The Agriculture and Consumer Protection Act set the national farm policy for the following four years. RN remarked that the new law “[continued] the system of Government participation in farm production but [did] so in a way which [would] ensure administrative flexibility and thus encourage larger supplies of farm goods.” Accordingly, the law would effectively allow farmers to increase agricultural output without fear of losing valuable farm income by setting a new system of price guarantees. Thus, America’s farm families would be able to produce at maximum capacity without being subject to the ever changing demands of the nation and the world.

The new law was more far reaching than any previous farm bill. It not only established target prices and deficiency payments to replace former price support payments, but also authorized disaster payments and disaster reserve inventories. It reduced payment limitations to $20,000 for all program crops and amended the food stamp distribution and qualifications system. Food stamp recipients would begin to see expanded coverage and higher benefits. Also, the law would again make eligible for food stamps certain recipients of supplemental security income benefits.

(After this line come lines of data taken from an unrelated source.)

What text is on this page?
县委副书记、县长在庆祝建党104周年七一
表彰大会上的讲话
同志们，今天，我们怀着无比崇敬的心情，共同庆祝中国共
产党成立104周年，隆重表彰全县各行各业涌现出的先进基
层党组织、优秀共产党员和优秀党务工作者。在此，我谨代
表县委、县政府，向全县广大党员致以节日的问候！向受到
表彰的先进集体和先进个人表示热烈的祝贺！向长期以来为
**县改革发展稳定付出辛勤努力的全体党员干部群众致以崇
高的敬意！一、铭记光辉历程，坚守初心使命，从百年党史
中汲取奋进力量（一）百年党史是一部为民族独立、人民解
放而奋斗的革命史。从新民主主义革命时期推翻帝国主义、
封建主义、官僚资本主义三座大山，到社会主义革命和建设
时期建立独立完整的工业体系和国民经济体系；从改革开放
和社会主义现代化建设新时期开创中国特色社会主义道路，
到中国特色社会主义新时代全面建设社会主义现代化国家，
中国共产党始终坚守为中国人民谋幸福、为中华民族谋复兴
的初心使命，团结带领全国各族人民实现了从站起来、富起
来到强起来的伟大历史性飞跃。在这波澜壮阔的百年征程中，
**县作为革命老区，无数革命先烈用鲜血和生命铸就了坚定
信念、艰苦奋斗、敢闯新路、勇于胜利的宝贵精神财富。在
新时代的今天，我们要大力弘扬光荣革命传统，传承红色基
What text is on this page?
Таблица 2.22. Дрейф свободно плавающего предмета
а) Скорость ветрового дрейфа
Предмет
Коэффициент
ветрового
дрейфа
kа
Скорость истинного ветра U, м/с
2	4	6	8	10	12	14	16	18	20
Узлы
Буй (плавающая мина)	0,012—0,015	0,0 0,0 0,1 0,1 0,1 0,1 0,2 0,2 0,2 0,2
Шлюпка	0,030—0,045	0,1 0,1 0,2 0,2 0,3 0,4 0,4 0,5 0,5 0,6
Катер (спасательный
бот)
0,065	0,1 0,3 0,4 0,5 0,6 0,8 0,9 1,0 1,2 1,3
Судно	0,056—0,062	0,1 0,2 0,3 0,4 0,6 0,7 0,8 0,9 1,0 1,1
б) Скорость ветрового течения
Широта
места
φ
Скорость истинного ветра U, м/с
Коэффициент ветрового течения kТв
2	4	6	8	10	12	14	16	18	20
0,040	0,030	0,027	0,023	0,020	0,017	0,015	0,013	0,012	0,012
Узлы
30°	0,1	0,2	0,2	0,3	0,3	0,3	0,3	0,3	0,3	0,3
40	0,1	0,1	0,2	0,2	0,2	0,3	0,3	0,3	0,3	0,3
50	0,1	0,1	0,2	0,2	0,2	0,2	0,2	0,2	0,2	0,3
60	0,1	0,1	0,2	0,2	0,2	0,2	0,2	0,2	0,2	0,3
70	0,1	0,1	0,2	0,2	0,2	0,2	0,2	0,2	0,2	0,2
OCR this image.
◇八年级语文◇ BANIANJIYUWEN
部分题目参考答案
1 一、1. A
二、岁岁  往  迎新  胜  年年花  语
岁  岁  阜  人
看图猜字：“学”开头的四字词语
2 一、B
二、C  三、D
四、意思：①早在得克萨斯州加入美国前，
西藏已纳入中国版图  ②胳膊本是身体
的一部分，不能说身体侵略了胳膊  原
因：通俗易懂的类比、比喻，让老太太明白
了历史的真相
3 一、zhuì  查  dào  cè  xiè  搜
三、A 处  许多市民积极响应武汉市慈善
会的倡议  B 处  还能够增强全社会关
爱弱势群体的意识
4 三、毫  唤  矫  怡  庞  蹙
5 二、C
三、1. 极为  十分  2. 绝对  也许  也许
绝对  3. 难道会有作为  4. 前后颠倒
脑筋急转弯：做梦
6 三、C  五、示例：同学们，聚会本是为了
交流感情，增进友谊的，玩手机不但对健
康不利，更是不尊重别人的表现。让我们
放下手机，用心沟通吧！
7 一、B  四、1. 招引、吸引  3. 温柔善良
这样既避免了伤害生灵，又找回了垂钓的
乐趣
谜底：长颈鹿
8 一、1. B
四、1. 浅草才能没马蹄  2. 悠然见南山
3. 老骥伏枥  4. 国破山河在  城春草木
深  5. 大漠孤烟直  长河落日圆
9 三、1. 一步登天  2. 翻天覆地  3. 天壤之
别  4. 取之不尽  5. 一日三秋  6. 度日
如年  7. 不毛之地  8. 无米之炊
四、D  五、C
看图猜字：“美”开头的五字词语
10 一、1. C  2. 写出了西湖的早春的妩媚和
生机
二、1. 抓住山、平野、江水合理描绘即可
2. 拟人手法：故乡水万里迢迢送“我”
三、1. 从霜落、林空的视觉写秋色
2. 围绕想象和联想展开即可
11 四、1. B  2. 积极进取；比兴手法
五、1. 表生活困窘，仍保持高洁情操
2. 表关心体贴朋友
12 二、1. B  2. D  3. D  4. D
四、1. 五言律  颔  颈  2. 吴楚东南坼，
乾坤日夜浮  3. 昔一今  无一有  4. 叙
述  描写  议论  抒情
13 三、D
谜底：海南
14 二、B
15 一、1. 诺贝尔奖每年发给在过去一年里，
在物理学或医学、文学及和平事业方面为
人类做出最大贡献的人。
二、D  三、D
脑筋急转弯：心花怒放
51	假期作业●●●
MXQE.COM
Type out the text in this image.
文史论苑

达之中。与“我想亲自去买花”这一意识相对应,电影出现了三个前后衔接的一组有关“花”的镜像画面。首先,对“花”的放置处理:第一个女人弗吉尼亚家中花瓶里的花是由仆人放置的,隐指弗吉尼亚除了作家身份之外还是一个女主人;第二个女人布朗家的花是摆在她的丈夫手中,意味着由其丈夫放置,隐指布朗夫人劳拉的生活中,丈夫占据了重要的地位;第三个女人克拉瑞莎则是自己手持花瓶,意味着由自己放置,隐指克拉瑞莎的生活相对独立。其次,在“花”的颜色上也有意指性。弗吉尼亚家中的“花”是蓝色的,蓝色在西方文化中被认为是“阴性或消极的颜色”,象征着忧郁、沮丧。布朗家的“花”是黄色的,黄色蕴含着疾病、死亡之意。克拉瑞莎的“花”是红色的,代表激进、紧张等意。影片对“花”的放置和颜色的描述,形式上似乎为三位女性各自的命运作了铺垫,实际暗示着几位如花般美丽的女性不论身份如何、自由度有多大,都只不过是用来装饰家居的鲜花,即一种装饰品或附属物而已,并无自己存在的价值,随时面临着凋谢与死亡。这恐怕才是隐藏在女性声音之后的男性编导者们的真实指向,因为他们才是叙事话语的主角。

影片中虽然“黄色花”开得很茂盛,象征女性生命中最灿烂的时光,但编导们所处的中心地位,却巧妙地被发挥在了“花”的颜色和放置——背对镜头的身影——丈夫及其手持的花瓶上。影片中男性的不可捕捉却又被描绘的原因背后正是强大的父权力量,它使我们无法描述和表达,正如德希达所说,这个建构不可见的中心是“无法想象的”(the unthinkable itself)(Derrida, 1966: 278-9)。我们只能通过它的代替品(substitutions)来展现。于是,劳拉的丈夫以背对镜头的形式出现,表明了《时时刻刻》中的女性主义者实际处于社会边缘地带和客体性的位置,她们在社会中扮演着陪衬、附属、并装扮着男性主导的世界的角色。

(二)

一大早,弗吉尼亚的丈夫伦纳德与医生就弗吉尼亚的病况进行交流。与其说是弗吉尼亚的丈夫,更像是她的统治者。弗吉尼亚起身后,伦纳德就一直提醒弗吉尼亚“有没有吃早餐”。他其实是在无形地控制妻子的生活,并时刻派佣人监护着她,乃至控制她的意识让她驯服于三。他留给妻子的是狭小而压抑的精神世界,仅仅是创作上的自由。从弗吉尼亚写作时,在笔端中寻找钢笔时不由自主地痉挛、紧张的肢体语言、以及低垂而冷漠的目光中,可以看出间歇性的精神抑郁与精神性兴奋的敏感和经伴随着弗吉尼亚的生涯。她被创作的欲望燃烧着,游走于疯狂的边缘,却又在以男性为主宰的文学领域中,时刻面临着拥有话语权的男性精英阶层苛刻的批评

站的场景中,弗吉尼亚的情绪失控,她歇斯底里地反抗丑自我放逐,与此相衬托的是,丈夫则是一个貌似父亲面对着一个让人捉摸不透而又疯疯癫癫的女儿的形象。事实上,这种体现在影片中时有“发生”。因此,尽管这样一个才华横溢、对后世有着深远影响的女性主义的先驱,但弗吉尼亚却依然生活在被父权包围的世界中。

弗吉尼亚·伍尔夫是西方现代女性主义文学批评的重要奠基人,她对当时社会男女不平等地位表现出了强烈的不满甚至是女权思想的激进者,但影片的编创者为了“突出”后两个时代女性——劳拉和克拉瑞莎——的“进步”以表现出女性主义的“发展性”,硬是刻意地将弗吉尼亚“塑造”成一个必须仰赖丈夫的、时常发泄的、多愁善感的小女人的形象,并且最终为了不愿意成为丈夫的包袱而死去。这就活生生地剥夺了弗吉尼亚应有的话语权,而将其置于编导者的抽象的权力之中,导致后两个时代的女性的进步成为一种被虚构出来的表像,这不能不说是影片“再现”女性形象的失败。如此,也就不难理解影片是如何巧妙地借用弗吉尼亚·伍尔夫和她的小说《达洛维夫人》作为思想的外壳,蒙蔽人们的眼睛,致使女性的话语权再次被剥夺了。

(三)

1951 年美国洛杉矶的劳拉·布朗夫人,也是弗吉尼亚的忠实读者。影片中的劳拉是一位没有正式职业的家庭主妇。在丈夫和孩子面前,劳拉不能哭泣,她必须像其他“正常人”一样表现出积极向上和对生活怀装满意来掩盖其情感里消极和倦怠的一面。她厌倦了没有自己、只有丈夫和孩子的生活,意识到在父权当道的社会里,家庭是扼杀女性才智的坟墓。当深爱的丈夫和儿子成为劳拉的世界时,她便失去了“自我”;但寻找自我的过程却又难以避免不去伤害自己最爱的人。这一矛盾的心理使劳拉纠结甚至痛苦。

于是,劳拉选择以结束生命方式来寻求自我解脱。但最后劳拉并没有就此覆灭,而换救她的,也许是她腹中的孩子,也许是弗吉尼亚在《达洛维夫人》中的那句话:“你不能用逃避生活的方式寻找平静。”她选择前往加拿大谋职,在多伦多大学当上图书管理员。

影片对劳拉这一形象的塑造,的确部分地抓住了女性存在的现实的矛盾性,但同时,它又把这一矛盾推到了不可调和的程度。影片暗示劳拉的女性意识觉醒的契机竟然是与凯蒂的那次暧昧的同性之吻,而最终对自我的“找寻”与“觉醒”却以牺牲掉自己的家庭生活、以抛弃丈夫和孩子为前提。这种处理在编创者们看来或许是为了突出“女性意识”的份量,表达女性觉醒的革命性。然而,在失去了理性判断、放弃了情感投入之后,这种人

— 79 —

Furthermore, the law featured provisions that required the Secretary of Agriculture to continue a program for sharing the costs of conservation practices on private lands under the Rural Environmental Assistance Program and provided forestry incentives to encourage the production of timber on private tracts.

RN hoped that in the near future, the government would provide income assistance primarily in cash as opposed to in-kind benefits. Ultimately, his goal was to enable farmers to make their own production decisions and consumers their spending decisions.